You see, my friend only understands English, but she could sure appreciate the calories of other countries.
My ability to read and speak Russian has come in handy only a few times in my day to day life. The random Russian phrases that meander into my life never goes unnoticed, however, and I always feel a little joy when there’s something I can read that the person next to me can’t. The joys of the multilingual.
Russian is similar to the first language I can speak, Bulgarian. Incredibly similar, actually, as the two languages share words and have analogous grammatical structure. They’re also both heavily gendered languages, so no noun can exist without either being masculine, feminine or neuter.
But English, the language I have most proficiency in, doesn’t have gendered nouns.

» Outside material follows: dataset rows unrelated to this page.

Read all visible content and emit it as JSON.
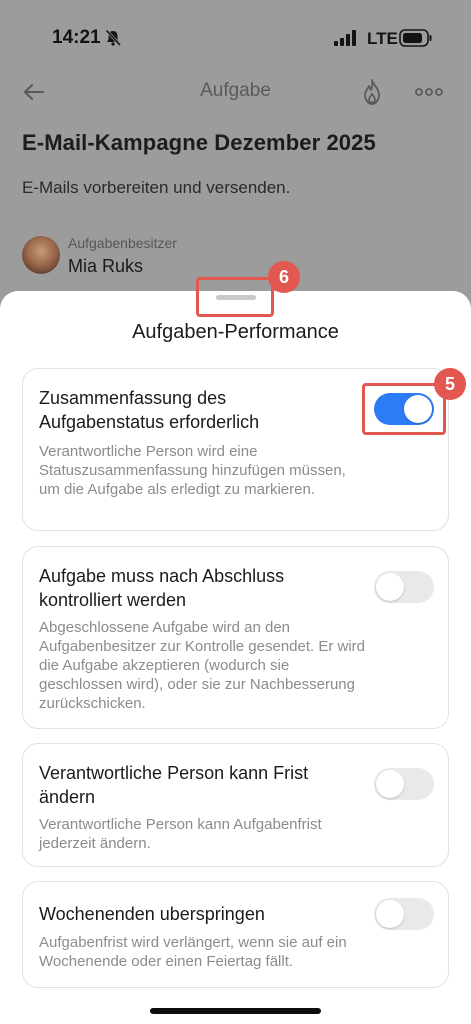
{
  "status_bar": {
    "time": "14:21",
    "network": "LTE"
  },
  "nav": {
    "title": "Aufgabe"
  },
  "task": {
    "title": "E-Mail-Kampagne Dezember 2025",
    "description": "E-Mails vorbereiten und versenden.",
    "owner_label": "Aufgabenbesitzer",
    "owner_name": "Mia Ruks"
  },
  "sheet": {
    "title": "Aufgaben-Performance",
    "badges": {
      "grabber": "6",
      "toggle": "5"
    },
    "options": [
      {
        "title": "Zusammenfassung des Aufgabenstatus erforderlich",
        "description": "Verantwortliche Person wird eine Statuszusammenfassung hinzufügen müssen, um die Aufgabe als erledigt zu markieren.",
        "enabled": true
      },
      {
        "title": "Aufgabe muss nach Abschluss kontrolliert werden",
        "description": "Abgeschlossene Aufgabe wird an den Aufgabenbesitzer zur Kontrolle gesendet. Er wird die Aufgabe akzeptieren (wodurch sie geschlossen wird), oder  sie zur Nachbesserung zurückschicken.",
        "enabled": false
      },
      {
        "title": "Verantwortliche Person kann Frist ändern",
        "description": "Verantwortliche Person kann Aufgabenfrist jederzeit ändern.",
        "enabled": false
      },
      {
        "title": "Wochenenden uberspringen",
        "description": "Aufgabenfrist wird verlängert, wenn sie auf ein Wochenende oder einen Feiertag fällt.",
        "enabled": false
      }
    ]
  },
  "colors": {
    "accent": "#2d7cf6",
    "highlight": "#e2574f",
    "dim_overlay": "#9c9c9c"
  },
  "icons": [
    "bell-slash-icon",
    "signal-icon",
    "battery-icon",
    "back-arrow-icon",
    "flame-icon",
    "more-icon"
  ]
}
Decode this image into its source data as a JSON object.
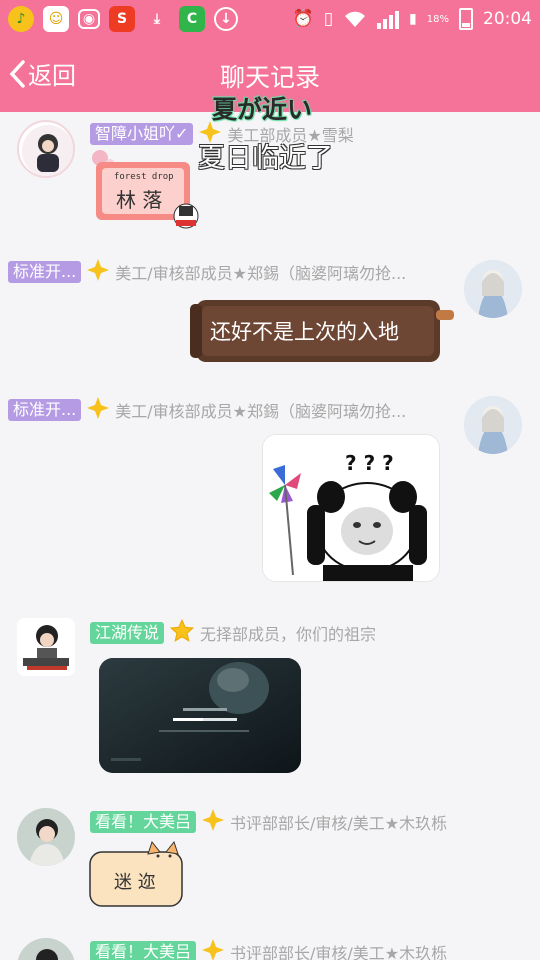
{
  "status_bar": {
    "battery_percent": "18%",
    "time": "20:04",
    "icons": [
      "music-app-icon",
      "face-app-icon",
      "screenshot-icon",
      "sogou-icon",
      "download-icon",
      "green-app-icon",
      "download-circle-icon",
      "alarm-icon",
      "vibrate-icon",
      "wifi-icon",
      "signal-icon",
      "sim-icon",
      "battery-icon"
    ]
  },
  "header": {
    "back_label": "返回",
    "title": "聊天记录"
  },
  "overlay": {
    "line1": "夏が近い",
    "line2": "夏日临近了"
  },
  "messages": [
    {
      "side": "left",
      "badge": "智障小姐吖✓",
      "badge_color": "#b59be3",
      "role": "美工部成员★雪梨",
      "sticker_text_top": "forest drop",
      "sticker_text_main": "林 落"
    },
    {
      "side": "right",
      "badge": "标准开...",
      "badge_color": "#b59be3",
      "role": "美工/审核部成员★郑錫（脑婆阿璃勿抢...",
      "text": "还好不是上次的入地"
    },
    {
      "side": "right",
      "badge": "标准开...",
      "badge_color": "#b59be3",
      "role": "美工/审核部成员★郑錫（脑婆阿璃勿抢...",
      "image_text": "? ? ?"
    },
    {
      "side": "left",
      "badge": "江湖传说",
      "badge_color": "#65d69b",
      "role": "无择部成员，你们的祖宗"
    },
    {
      "side": "left",
      "badge": "看看！大美吕",
      "badge_color": "#65d69b",
      "role": "书评部部长/审核/美工★木玖栎",
      "sticker_text": "迷 迩"
    },
    {
      "side": "left",
      "badge": "看看！大美吕",
      "badge_color": "#65d69b",
      "role": "书评部部长/审核/美工★木玖栎"
    }
  ]
}
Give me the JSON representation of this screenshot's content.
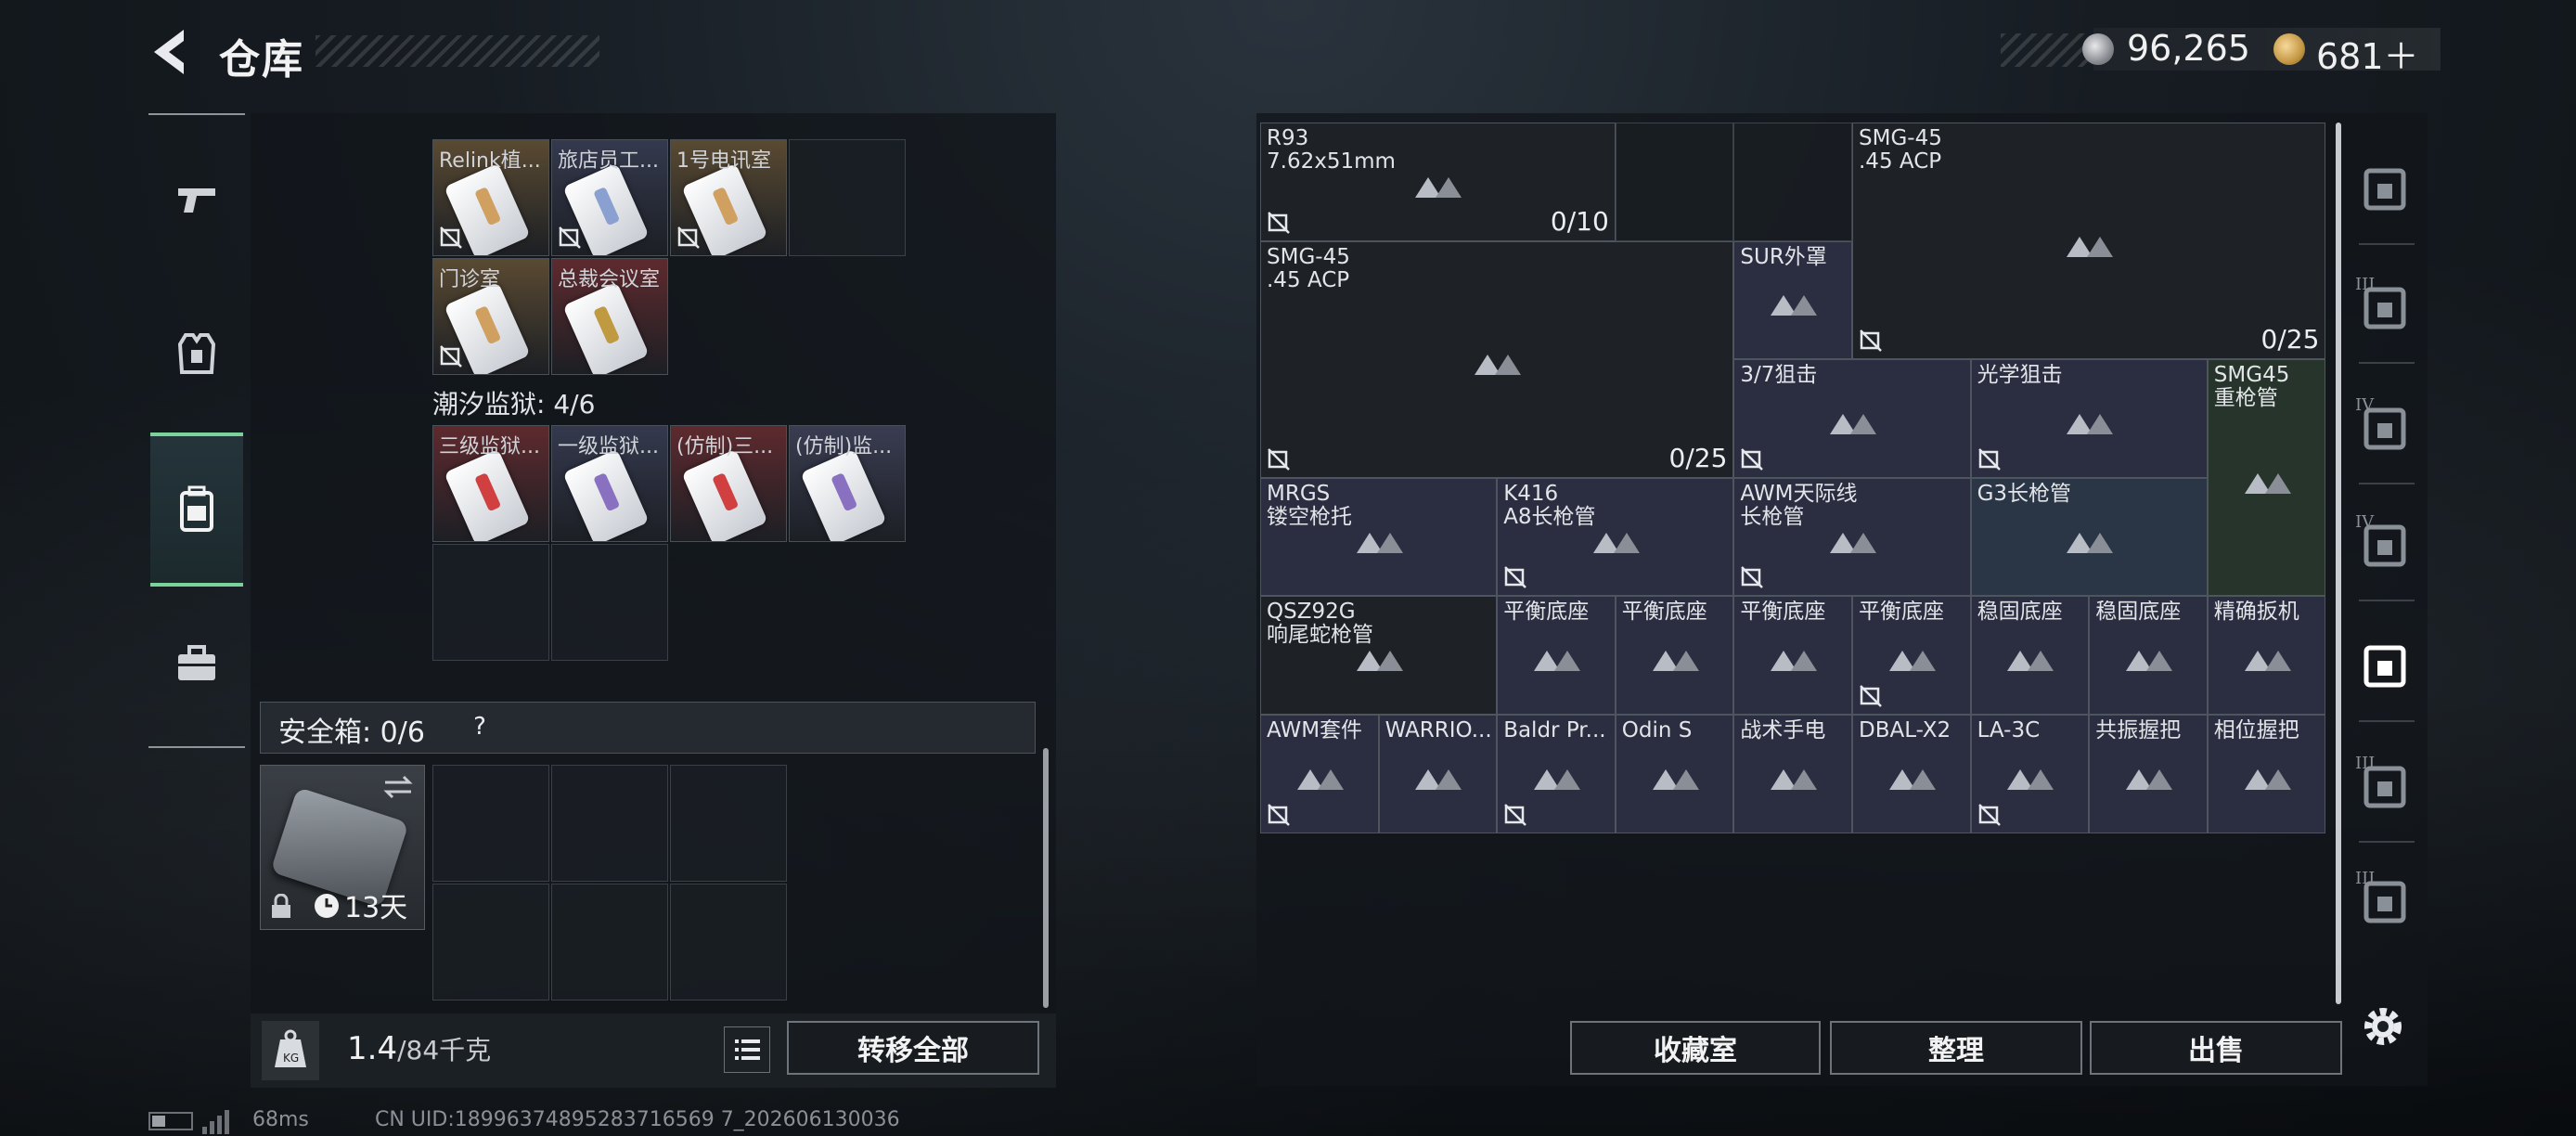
{
  "header": {
    "title": "仓库",
    "currency": [
      {
        "icon": "silver-coin-icon",
        "value": "96,265"
      },
      {
        "icon": "gold-coin-icon",
        "value": "681＋"
      }
    ]
  },
  "left_tabs": [
    {
      "icon": "pistol-icon"
    },
    {
      "icon": "vest-icon"
    },
    {
      "icon": "backpack-icon",
      "active": true
    },
    {
      "icon": "briefcase-icon"
    }
  ],
  "containers": {
    "section1_items": [
      {
        "label": "Relink植...",
        "tag": "#d0a060",
        "bg": "#5a4a32"
      },
      {
        "label": "旅店员工...",
        "tag": "#8aa0d0",
        "bg": "#34394e"
      },
      {
        "label": "1号电讯室",
        "tag": "#d0a060",
        "bg": "#5a4a32"
      },
      {
        "label": "门诊室",
        "tag": "#d0a060",
        "bg": "#5a4a32"
      },
      {
        "label": "总裁会议室",
        "tag": "#c09a40",
        "bg": "#5e2a2e"
      }
    ],
    "section2_title": "潮汐监狱: 4/6",
    "section2_items": [
      {
        "label": "三级监狱...",
        "tag": "#d04040",
        "bg": "#5e2a2e"
      },
      {
        "label": "一级监狱...",
        "tag": "#8a70c0",
        "bg": "#34394e"
      },
      {
        "label": "(仿制)三...",
        "tag": "#d04040",
        "bg": "#5e2a2e"
      },
      {
        "label": "(仿制)监...",
        "tag": "#8a70c0",
        "bg": "#3a3d52"
      }
    ]
  },
  "safe": {
    "label": "安全箱: 0/6",
    "help": "?",
    "duration": "13天"
  },
  "weight": {
    "current": "1.4",
    "max": "/84千克"
  },
  "buttons": {
    "transfer_all": "转移全部",
    "collection": "收藏室",
    "organize": "整理",
    "sell": "出售"
  },
  "stash_items": [
    {
      "name": "R93\n7.62x51mm",
      "c": 0,
      "r": 0,
      "w": 3,
      "h": 1,
      "count": "0/10",
      "nocol": true,
      "bg": "#1e2227"
    },
    {
      "name": "SMG-45\n.45 ACP",
      "c": 5,
      "r": 0,
      "w": 4,
      "h": 2,
      "count": "0/25",
      "nocol": true,
      "bg": "#1e2227"
    },
    {
      "name": "SMG-45\n.45 ACP",
      "c": 0,
      "r": 1,
      "w": 4,
      "h": 2,
      "count": "0/25",
      "nocol": true,
      "bg": "#1e2227"
    },
    {
      "name": "SUR外罩",
      "c": 4,
      "r": 1,
      "w": 1,
      "h": 1,
      "bg": "#2a2e40"
    },
    {
      "name": "3/7狙击",
      "c": 4,
      "r": 2,
      "w": 2,
      "h": 1,
      "nocol": true,
      "bg": "#2a2e40"
    },
    {
      "name": "光学狙击",
      "c": 6,
      "r": 2,
      "w": 2,
      "h": 1,
      "nocol": true,
      "bg": "#2a2e40"
    },
    {
      "name": "SMG45\n重枪管",
      "c": 8,
      "r": 2,
      "w": 1,
      "h": 2,
      "bg": "#26342c"
    },
    {
      "name": "MRGS\n镂空枪托",
      "c": 0,
      "r": 3,
      "w": 2,
      "h": 1,
      "bg": "#2a2e40"
    },
    {
      "name": "K416\nA8长枪管",
      "c": 2,
      "r": 3,
      "w": 2,
      "h": 1,
      "nocol": true,
      "bg": "#2a2e40"
    },
    {
      "name": "AWM天际线\n长枪管",
      "c": 4,
      "r": 3,
      "w": 2,
      "h": 1,
      "nocol": true,
      "bg": "#2a2e40"
    },
    {
      "name": "G3长枪管",
      "c": 6,
      "r": 3,
      "w": 2,
      "h": 1,
      "bg": "#2a3646"
    },
    {
      "name": "QSZ92G\n响尾蛇枪管",
      "c": 0,
      "r": 4,
      "w": 2,
      "h": 1,
      "bg": "#1e2227"
    },
    {
      "name": "平衡底座",
      "c": 2,
      "r": 4,
      "w": 1,
      "h": 1,
      "bg": "#2a2e40"
    },
    {
      "name": "平衡底座",
      "c": 3,
      "r": 4,
      "w": 1,
      "h": 1,
      "bg": "#2a2e40"
    },
    {
      "name": "平衡底座",
      "c": 4,
      "r": 4,
      "w": 1,
      "h": 1,
      "bg": "#2a2e40"
    },
    {
      "name": "平衡底座",
      "c": 5,
      "r": 4,
      "w": 1,
      "h": 1,
      "nocol": true,
      "bg": "#2a2e40"
    },
    {
      "name": "稳固底座",
      "c": 6,
      "r": 4,
      "w": 1,
      "h": 1,
      "bg": "#2a2e40"
    },
    {
      "name": "稳固底座",
      "c": 7,
      "r": 4,
      "w": 1,
      "h": 1,
      "bg": "#2a2e40"
    },
    {
      "name": "精确扳机",
      "c": 8,
      "r": 4,
      "w": 1,
      "h": 1,
      "bg": "#2a2e40"
    },
    {
      "name": "AWM套件",
      "c": 0,
      "r": 5,
      "w": 1,
      "h": 1,
      "nocol": true,
      "bg": "#2a2e40"
    },
    {
      "name": "WARRIO...",
      "c": 1,
      "r": 5,
      "w": 1,
      "h": 1,
      "bg": "#2a2e40"
    },
    {
      "name": "Baldr Pr...",
      "c": 2,
      "r": 5,
      "w": 1,
      "h": 1,
      "nocol": true,
      "bg": "#2a2e40"
    },
    {
      "name": "Odin S",
      "c": 3,
      "r": 5,
      "w": 1,
      "h": 1,
      "bg": "#2a2e40"
    },
    {
      "name": "战术手电",
      "c": 4,
      "r": 5,
      "w": 1,
      "h": 1,
      "bg": "#2a2e40"
    },
    {
      "name": "DBAL-X2",
      "c": 5,
      "r": 5,
      "w": 1,
      "h": 1,
      "bg": "#2a2e40"
    },
    {
      "name": "LA-3C",
      "c": 6,
      "r": 5,
      "w": 1,
      "h": 1,
      "nocol": true,
      "bg": "#2a2e40"
    },
    {
      "name": "共振握把",
      "c": 7,
      "r": 5,
      "w": 1,
      "h": 1,
      "bg": "#2a2e40"
    },
    {
      "name": "相位握把",
      "c": 8,
      "r": 5,
      "w": 1,
      "h": 1,
      "bg": "#2a2e40"
    }
  ],
  "right_tabs": [
    {
      "icon": "helmet-icon",
      "level": ""
    },
    {
      "icon": "armor-level3-icon",
      "level": "III"
    },
    {
      "icon": "bag-level4-icon",
      "level": "IV"
    },
    {
      "icon": "medkit-level4-icon",
      "level": "IV"
    },
    {
      "icon": "gun-mods-icon",
      "level": "",
      "active": true
    },
    {
      "icon": "armor-level3-icon-2",
      "level": "III"
    },
    {
      "icon": "armor-level3-icon-3",
      "level": "III"
    }
  ],
  "footer": {
    "ping": "68ms",
    "uid": "CN UID:18996374895283716569 7_202606130036"
  }
}
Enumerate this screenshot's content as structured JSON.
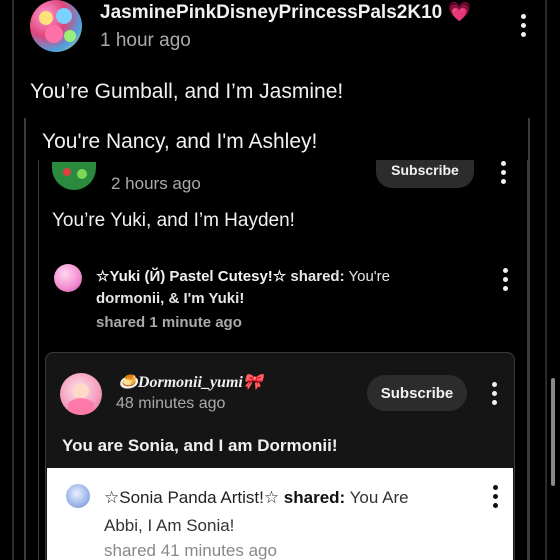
{
  "post": {
    "author": "JasminePinkDisneyPrincessPals2K10",
    "heart": "💗",
    "time": "1 hour ago",
    "text": "You’re Gumball, and I’m Jasmine!"
  },
  "nested1": {
    "text": "You're Nancy, and I'm Ashley!"
  },
  "nested2": {
    "subscribe_label": "Subscribe",
    "time": "2 hours ago",
    "text": "You’re Yuki, and I’m Hayden!"
  },
  "share_yuki": {
    "author": "☆Yuki (Й) Pastel Cutesy!☆",
    "shared_word": " shared:",
    "text_line1": " You're",
    "text_line2": "dormonii, & I'm Yuki!",
    "time": "shared 1 minute ago"
  },
  "dormonii": {
    "author": "🍮Dormonii_yumi🎀",
    "time": "48 minutes ago",
    "subscribe_label": "Subscribe",
    "text": "You are Sonia, and I am Dormonii!"
  },
  "share_sonia": {
    "author": "☆Sonia Panda Artist!☆",
    "shared_word": " shared:",
    "text_line1": " You Are",
    "text_line2": "Abbi, I Am Sonia!",
    "time": "shared 41 minutes ago"
  }
}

Rather, we have gendered pronouns to describe humans and animals, but that’s about it (to my knowledge). Thus, my first language doesn’t gender all the things around me.
Which leads me to an interesting thought: can gendered languages change how we inherently think about items that need not be gendered otherwise? For example, a chair in Bulgarian is ‘stol.’ It’s a masculine word, and I could understand why. Chairs have masculine attributes to them: strong, upright, rigid, supportive, etc. If I were to only speak Bulgarian and live in a highly gendered society, would I think that a chair is inherently masculine? I don’t know, but the language would prompt me to think that way.
But this isn’t universal. There are some languages, such as Italian, where “chair” is feminine. Would this lead the monolingual Italian speaker to think that chairs are inherently feminine? And how would this lead them to interact with chairs (more gently? More in-line with feminine stereotypes?)
Languages are finite and the speaker has to live with their language’s limitations. Thus, a monolingual speaker understands that a chair is more masculine in nature, whereas a multilingual speaker understands that a chair is a chair, and the use of language around it doesn’t necessarily mean anything since it can be conflicting.
So I look at my monolingual friend and wonder how she sees the world, wonder what she’s missing out on. She’s young. It’s not too late for her to learn French or Russian or Spanish, anything that regards the world differently than English. The more languages she can speak, the less monochrome language paints her world and her subsequent understanding of it. Because chairs are only one of the thousands of nouns we know, and if we think anything is inherently anything (masculine, feminine, whatever), then we limit ourselves to the constructs of gender within the confines of language. It’s another box to climb out of and understand the world in a freer way.